Suppose we have a spacetime $(M,g)$, and denote by $J^+(p)$ the set of points that lie in the causal future of $p$, i.e. $x \in J^+(p)$ iff there is a future-directed timelike curve $\gamma: [0,1]\rightarrow M$ such that $\gamma(0) = p$ and $\gamma(1) = x$.
Question: For any pair of elements $p,q$ in a globally-hyperbolic spacetime, is it always the case that $J^+(p)$ and $J^+(q)$ intersect?
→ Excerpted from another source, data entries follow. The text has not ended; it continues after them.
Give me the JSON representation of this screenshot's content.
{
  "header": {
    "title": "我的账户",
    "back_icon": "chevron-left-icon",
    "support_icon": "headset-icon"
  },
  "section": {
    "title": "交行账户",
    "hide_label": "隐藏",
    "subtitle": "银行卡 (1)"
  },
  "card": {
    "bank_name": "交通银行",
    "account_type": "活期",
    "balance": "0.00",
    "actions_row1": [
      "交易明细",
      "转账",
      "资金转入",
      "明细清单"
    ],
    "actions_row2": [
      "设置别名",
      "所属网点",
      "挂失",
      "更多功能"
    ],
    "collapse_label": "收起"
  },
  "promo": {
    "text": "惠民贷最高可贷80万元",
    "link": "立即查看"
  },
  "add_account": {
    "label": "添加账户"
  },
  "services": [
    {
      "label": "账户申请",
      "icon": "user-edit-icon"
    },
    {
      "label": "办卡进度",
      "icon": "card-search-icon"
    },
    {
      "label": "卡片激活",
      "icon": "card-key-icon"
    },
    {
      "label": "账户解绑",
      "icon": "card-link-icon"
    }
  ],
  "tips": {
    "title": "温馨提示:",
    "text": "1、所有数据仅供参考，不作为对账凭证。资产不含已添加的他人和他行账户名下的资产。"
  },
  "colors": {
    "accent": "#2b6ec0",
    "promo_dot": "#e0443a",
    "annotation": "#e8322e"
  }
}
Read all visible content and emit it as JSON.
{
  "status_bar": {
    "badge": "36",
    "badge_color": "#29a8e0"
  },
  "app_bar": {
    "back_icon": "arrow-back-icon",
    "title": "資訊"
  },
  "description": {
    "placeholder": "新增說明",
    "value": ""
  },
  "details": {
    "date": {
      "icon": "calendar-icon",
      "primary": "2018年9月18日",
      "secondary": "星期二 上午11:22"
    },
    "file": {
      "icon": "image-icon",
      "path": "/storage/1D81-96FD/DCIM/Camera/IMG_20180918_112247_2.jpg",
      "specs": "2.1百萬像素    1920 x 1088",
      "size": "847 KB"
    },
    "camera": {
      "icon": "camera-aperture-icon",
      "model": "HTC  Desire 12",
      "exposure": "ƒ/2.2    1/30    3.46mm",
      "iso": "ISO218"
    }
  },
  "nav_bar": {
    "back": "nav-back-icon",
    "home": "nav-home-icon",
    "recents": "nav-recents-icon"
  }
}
A standard result (see e.g. here, Thm 3.78, page 49) is that every globally hyperbolic spacetime admits some Cauchy surface $\mathcal{S}$, and moreover $M$ is isometric to the product $\mathcal{S} \times \mathbb{R}$.
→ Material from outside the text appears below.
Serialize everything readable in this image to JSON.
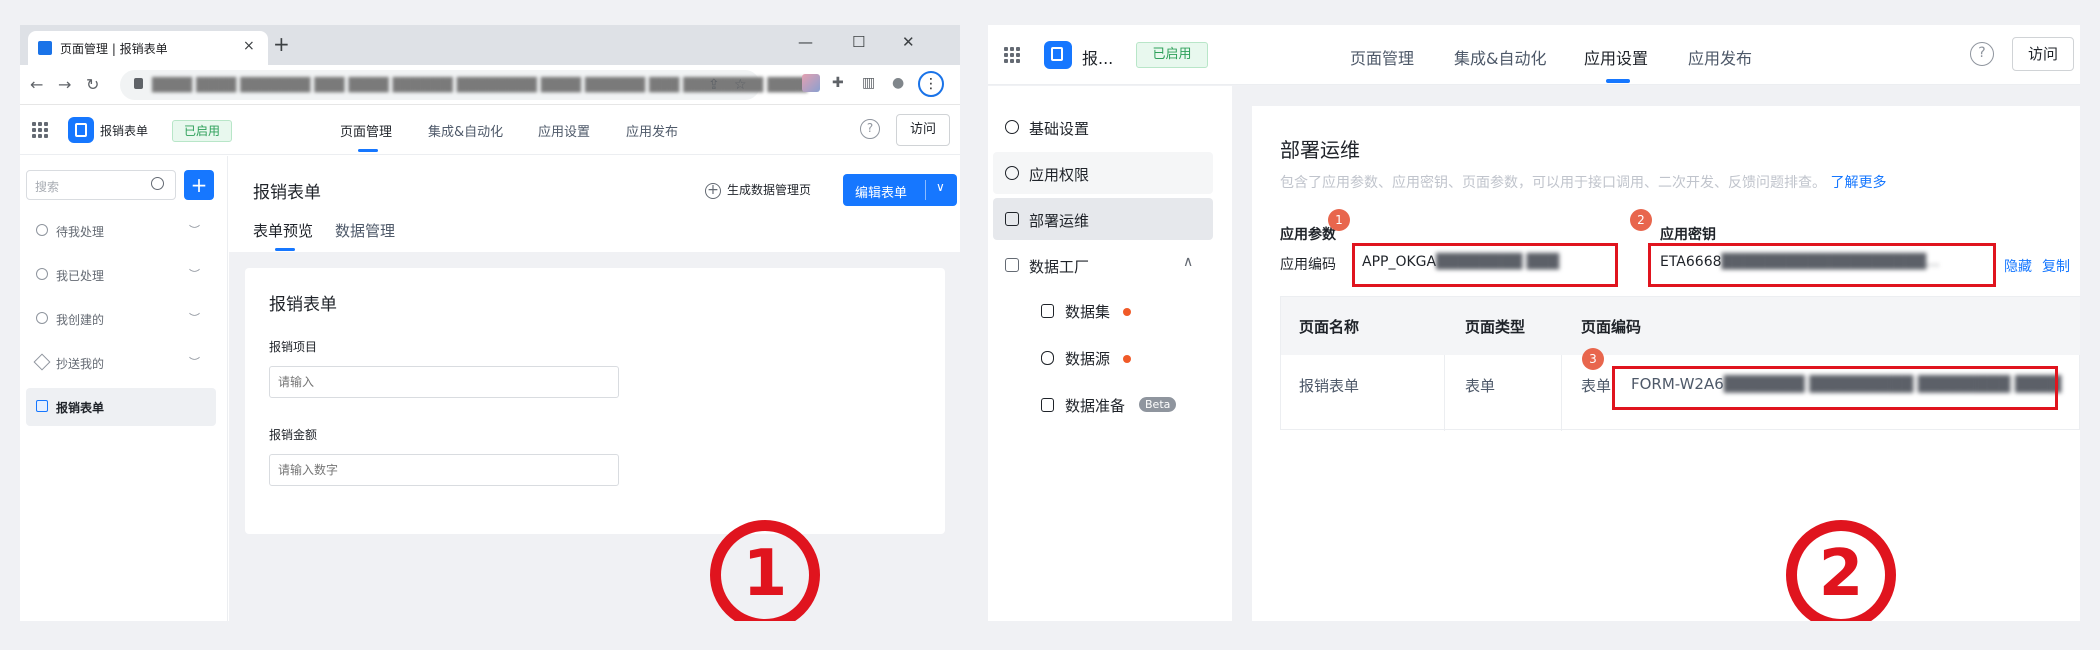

Without loss of generality we can assume that $p$ and $q$ lie on the same Cauchy surface since the result is trivially true if $p,q$ are timelike/lightlike events, and if $p$ and $q$ lie on different slices, say $p \in \mathcal{S} \times \{t\}$ and $q \in \mathcal{S}\times \{t'\}$ where $t <t'$, then we can just look at some point $p'\in J^+(p)$ that lies on $\mathcal{S}\times\{t'\}$ (such a point always exists since we can pick any inextendible future timelike curve $\gamma$ passing through $p$ and use the definition of a Cauchy surface to conclude that $\gamma$ will pass through $\mathcal{S}\times \{t'\}$) and use that $p<p'$ implies $J^+(p')\subset J^+(p)$.
How can I proceed from here? I was hoping to define some sort of spacelike geodesic connecting $p$ and $q$, and then pick an appropriate element $r \in \mathcal{S} \times \{t+l\}$, where $l$ is the length of the spacelike geodesic connecting $p$ and $q$. Is this the right approach?